We have been foster parents for many years. While it’s true it is much less expensive to adopt from foster care, I have taken issue recently with a meme going around about how you actually get paid to be a foster parent. First of all, we are not babysitters, much, much more is asked of us than that. Second, our local social services does give you a stipend each month and the child is on Medicaid but sometimes, that’s not enough. We took in 2 little girls who both had chronic medical conditions. The costs of special diets was more than triple what we were given for their stipends and Medicaid did not cover most of their treatments/medications. We went through the appeals processes and were always forced to pay out of pocket. We are blessed we were able to cut deals with many doctors and therapists and that we had some savings to fall back on.

While we think of cost in monetary terms, it was the emotional costs we were not prepared for. We were told several times that our adoption was a sure thing and that all parental rights would be terminated for sure. In the end, we did not adopt that child and it hurt, and still does most days. It was confusing for the child as well and we were heartbroken to let him go. We have not seen him since.

 

And there were people who were disqualified on technical issues:

We have 2 boys and 2 girls in a three bedroom home. We were shocked to find out our local social services require that we have a separate bedroom for the foster child. Their own bed was not enough, we were required to have a separate room completely.

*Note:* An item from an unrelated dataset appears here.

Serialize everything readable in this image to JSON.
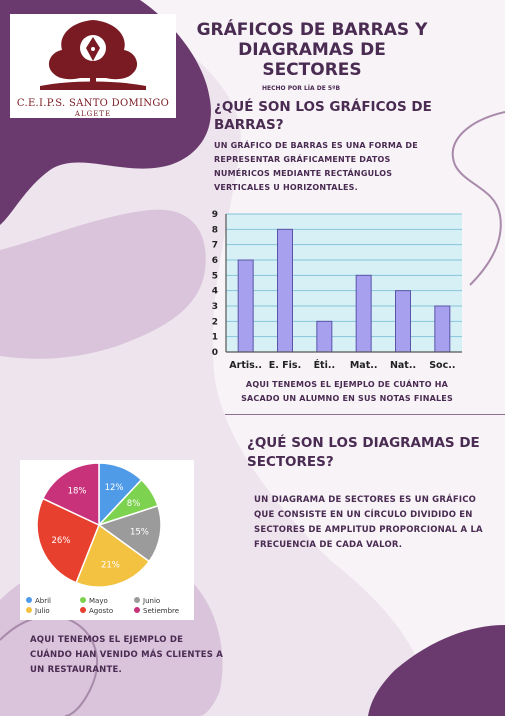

No bunk beds social services said. And not just for a particular child, it was no bunk beds for a foster child, period. He or she could share a room with our kids, but had to have his or her own free-standing bed.

 

Finally, there was this from a prospective adoptive mom:

Infertility was the knife slid between my ribs I never saw coming. Like most families, mine would say, “well, you can always adopt!” We cannot afford private or international adoption even with help from relatives so we’ve begun the process of adopting out of foster care. We are nervous and excited. We are nervous the child will not like us or that we cannot be the parent he or she needs. So many of the children are victims of abuse or neglect, I pray to God that I am up for any challenge a child brings. Like your friend says, there are so many potential road-blocks. We’ve only been at this for just under a year and I have my patience very tested when someone says something like, “oh there are so many kids out there who need good homes.” Technically, they’re right?! But most of those kids, aren’t actually available to be adopted. Your post really helped me feel not so alone when I do get my dander up. It’s tough. Prayers for everyone going through infertility and/or the adoption process.

 

I thank you all so much for sharing your experiences with me. I learned many things I would not have known otherwise.